Lucca, 3 giugno 2020 - Tre vittime e tre funerali. E’ il giorno più lungo per Capannori che affronta un dolore difficile da arginare. Si terranno con cerimonie separate le esequie per l’addio ai tre giovani morti nel pauroso incidente stradale di lunedì pomeriggio sulla via Pesciatina a Lunata.

Stamani alle ore 11 al cimitero di Guamo si celebrano i funerali di Amedeo Favilla , il diciassettenne di Gragnano. Alle ore 16,30 al cimitero di Segromigno in Piano sarà la volta dell’addio a Marco Lencioni, il 38enne di Zone. Alle 18 sempre al cimitero di Segromigno in Piano si terrà infine la cerimonia funebre per Samuele Leto , il diciassettene di Segromigno.

Saranno tre funzioni celebrate all’aperto, proprio per aggirare i rigidi limiti anti Covid 19 che gravano sulle cerimonie al chiuso. Ovviamente si dovrà cercare di rispettare l’obbligo di mascherina e di distanziamento, per quanto possibile. Dal pomeriggio di ieri le salme sono state esposte all’obitorio del Campo di Marte e in tanti hanno già voluto essere presenti per dare un ideale abbraccio ai tre sfortunati giovani e alle loro famiglie distrutte dal dolore. I genitori di Amedeo hanno anche autorizzato l’espianto delle cornee per dare speranza a qualche altro giovane.

Nessuno riesce a darsi pace per la tragedia. In molti hanno anche ripercorso avanti e indietro la zona della via Pesciatina dove lunedì alle 14,30 è avvenuto lo spaventoso incidente.

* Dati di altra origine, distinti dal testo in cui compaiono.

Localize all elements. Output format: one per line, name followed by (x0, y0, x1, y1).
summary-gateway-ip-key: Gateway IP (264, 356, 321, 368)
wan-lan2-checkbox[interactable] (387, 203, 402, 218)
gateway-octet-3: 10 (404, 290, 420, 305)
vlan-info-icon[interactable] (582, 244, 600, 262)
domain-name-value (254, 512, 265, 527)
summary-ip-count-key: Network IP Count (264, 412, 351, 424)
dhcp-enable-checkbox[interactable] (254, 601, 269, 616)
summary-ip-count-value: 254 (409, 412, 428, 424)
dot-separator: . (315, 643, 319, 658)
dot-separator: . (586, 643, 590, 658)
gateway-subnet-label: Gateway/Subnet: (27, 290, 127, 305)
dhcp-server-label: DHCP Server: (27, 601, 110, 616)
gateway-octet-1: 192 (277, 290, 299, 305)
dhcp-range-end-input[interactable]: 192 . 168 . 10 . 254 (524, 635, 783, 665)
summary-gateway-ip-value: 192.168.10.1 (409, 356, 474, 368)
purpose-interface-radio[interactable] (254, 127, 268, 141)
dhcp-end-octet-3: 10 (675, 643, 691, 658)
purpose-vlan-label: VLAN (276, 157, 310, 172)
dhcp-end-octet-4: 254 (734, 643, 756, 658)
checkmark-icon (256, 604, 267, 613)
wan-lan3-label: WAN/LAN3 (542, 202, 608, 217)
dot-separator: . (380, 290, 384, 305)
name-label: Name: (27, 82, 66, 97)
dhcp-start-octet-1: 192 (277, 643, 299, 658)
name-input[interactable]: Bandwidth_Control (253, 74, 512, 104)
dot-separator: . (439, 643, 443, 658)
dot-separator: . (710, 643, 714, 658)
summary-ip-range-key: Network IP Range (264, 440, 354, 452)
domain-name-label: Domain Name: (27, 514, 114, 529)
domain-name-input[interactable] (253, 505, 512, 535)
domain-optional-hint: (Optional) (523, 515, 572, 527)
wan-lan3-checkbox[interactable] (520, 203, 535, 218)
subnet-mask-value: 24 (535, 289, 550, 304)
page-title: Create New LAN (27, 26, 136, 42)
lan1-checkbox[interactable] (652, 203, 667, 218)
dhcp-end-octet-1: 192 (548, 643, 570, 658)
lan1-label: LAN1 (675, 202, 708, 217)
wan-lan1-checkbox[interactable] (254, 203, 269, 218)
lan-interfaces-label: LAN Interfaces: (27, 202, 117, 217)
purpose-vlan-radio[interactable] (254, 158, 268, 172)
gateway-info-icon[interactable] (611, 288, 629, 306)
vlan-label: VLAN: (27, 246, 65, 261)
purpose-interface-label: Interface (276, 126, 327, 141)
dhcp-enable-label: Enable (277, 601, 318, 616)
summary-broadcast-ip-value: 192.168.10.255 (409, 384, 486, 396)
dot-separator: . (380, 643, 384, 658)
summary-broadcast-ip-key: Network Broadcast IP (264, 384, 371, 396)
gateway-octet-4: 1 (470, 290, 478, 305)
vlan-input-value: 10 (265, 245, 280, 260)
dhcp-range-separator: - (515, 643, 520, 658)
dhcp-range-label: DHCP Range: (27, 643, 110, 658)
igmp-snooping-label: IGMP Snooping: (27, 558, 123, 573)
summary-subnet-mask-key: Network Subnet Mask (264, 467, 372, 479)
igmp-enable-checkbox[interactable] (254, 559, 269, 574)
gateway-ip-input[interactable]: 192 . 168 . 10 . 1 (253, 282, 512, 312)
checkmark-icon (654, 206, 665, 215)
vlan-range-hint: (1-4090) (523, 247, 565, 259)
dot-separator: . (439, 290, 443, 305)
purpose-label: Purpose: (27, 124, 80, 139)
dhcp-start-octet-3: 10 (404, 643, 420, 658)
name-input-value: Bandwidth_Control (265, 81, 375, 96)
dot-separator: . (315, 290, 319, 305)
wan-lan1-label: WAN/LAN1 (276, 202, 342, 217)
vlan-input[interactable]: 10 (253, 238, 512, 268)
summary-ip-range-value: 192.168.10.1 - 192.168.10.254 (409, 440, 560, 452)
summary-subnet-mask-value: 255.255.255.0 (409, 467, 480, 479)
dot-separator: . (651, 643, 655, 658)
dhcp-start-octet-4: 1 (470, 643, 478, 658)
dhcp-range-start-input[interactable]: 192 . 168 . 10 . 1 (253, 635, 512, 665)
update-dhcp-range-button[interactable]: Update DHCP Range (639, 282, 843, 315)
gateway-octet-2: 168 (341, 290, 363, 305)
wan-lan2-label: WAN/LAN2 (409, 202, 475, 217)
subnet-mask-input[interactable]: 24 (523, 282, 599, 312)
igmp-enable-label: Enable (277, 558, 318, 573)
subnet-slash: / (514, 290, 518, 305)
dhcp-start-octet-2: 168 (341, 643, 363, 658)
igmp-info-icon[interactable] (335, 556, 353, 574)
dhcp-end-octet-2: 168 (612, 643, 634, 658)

Tutti quanti ammutoliti dallo scenario di morte. Qualcuno ha lasciato dei mazzi di fiori di campo e delle rose nel punto dove hanno perso la vita i due ragazzi più giovani e anche dove è stato scagliato il corpo di Marco. Piccoli gesti per dire che nessuno potrà mai dimenticarli. Qualcuno si sofferma anche a pregare in silenzio.

Amedeo Favilla non aveva ancora compiuto 17 anni e abitava a Gragnano con il padre Cesare, la madre Federica Bertolozzi e il fratello maggiore Lorenzo. Si era iscritto all’Iti Fermi come l’amico Samuele, che poi era però passato al Giorgi.

Samuele Leto, anche lui diciassettenne, viveva a Segromigno con il padre Domenico, la madre Patrizia Tamagnini e il fratello maggiore Nicodemo. Era stato una giovane promessa del calcio prima con la Folgore Segromigno, poi con la Junioir Lucchese e dal 2015 alla stagione 2017-18 nel San Filippo calcio.

Marco “Marcone“ Lencioni aveva 38 anni. Si era sposato da un anno con Chiara Vellutini e abitava a Zone. Era titolare dell’Ortofrutta Bottega Lencioni, ma si spostava anche nei mercati locali e tutti lo conoscevano e ne apprezzavano il carattere generoso e aperto. Marco lascia anche la madre Liviana e la sorella Silvia. Il suo hobby erano proprio i bolidi su due ruote. Non mancava quasi mai al Mugello, per il Gran Premio d’Italia di Moto Gp e nell’autodromo aveva anche percorso il giro sul tracciato che gli organizzatori concedono quando non ci sono gare ufficiali. Una passione fatale.